Notícias | 28 de abril de 2023 | Fonte: CQCS- Ítalo Menezes

Justiça mantém justa causa de trabalhadora que fraudava venda de Seguros 

A Juíza titular da 46ª Vara do Trabalho de Belo Horizonte (MG), Jane Dias do Amaral, manteve a dispensa por justa causa aplicada a uma trabalhadora que participava da venda fraudulenta de seguros de uma empresa na capital mineira. Na decisão, Jane Dias reconheceu que a mulher descumpriu procedimentos internos da empresa e causou prejuízo financeiro ao estabelecimento comercial. As informações são do site Jornal Jurid.
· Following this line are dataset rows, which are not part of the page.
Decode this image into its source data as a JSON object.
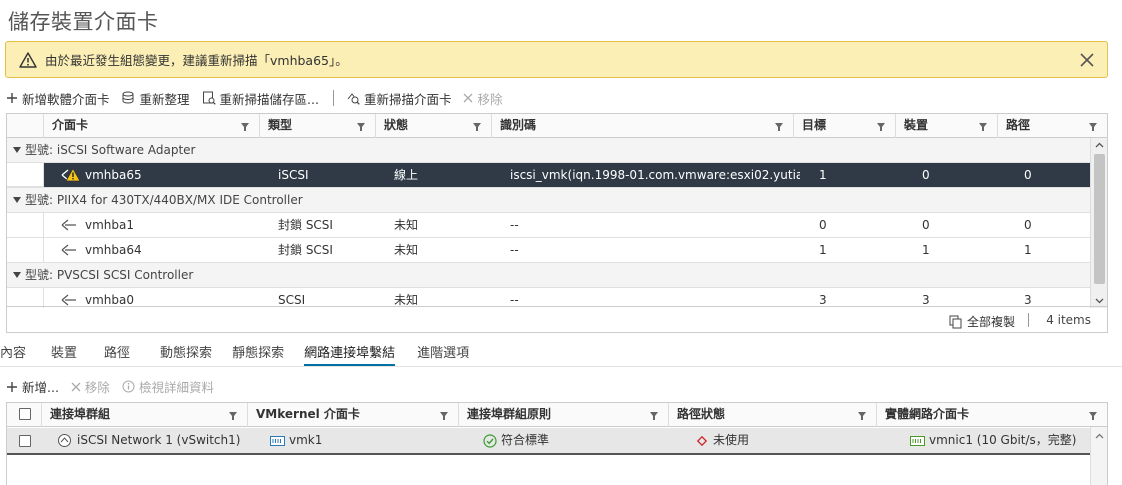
{
  "page": {
    "title": "儲存裝置介面卡"
  },
  "alert": {
    "message": "由於最近發生組態變更，建議重新掃描「vmhba65」。"
  },
  "toolbar": {
    "add_software": "新增軟體介面卡",
    "refresh": "重新整理",
    "rescan_storage": "重新掃描儲存區...",
    "rescan_adapter": "重新掃描介面卡",
    "remove": "移除"
  },
  "adapters_table": {
    "columns": [
      "介面卡",
      "類型",
      "狀態",
      "識別碼",
      "目標",
      "裝置",
      "路徑"
    ],
    "groups": [
      {
        "label": "型號: iSCSI Software Adapter",
        "rows": [
          {
            "adapter": "vmhba65",
            "type": "iSCSI",
            "status": "線上",
            "identifier": "iscsi_vmk(iqn.1998-01.com.vmware:esxi02.yutian...",
            "targets": "1",
            "devices": "0",
            "paths": "0"
          }
        ]
      },
      {
        "label": "型號: PIIX4 for 430TX/440BX/MX IDE Controller",
        "rows": [
          {
            "adapter": "vmhba1",
            "type": "封鎖 SCSI",
            "status": "未知",
            "identifier": "--",
            "targets": "0",
            "devices": "0",
            "paths": "0"
          },
          {
            "adapter": "vmhba64",
            "type": "封鎖 SCSI",
            "status": "未知",
            "identifier": "--",
            "targets": "1",
            "devices": "1",
            "paths": "1"
          }
        ]
      },
      {
        "label": "型號: PVSCSI SCSI Controller",
        "rows": [
          {
            "adapter": "vmhba0",
            "type": "SCSI",
            "status": "未知",
            "identifier": "--",
            "targets": "3",
            "devices": "3",
            "paths": "3"
          }
        ]
      }
    ],
    "footer": {
      "copy_all": "全部複製",
      "count": "4 items"
    }
  },
  "tabs": [
    "內容",
    "裝置",
    "路徑",
    "動態探索",
    "靜態探索",
    "網路連接埠繫結",
    "進階選項"
  ],
  "binding_toolbar": {
    "add": "新增...",
    "remove": "移除",
    "details": "檢視詳細資料"
  },
  "binding_table": {
    "columns": [
      "連接埠群組",
      "VMkernel 介面卡",
      "連接埠群組原則",
      "路徑狀態",
      "實體網路介面卡"
    ],
    "rows": [
      {
        "port_group": "iSCSI Network 1 (vSwitch1)",
        "vmkernel": "vmk1",
        "policy": "符合標準",
        "path_status": "未使用",
        "physical_nic": "vmnic1 (10 Gbit/s，完整)"
      }
    ]
  },
  "colors": {
    "accent": "#0072a3",
    "selected_row": "#2f3a46",
    "warning_bg": "#fbefb6"
  }
}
A profissional alegou que jamais praticou ato que justificasse a dispensa, considerando arbitrária e irregular a penalidade aplicada. Já a empregadora afirmou que a dispensa ocorreu por conduta contrária às normas da empresa. Para a juíza sentenciante, foi suficientemente demonstrado o ato de improbidade praticado pelas transcrições de gravações feitas em atas notariais, cópias de telas de ligações realizadas pela profissional e depoimentos de testemunhas.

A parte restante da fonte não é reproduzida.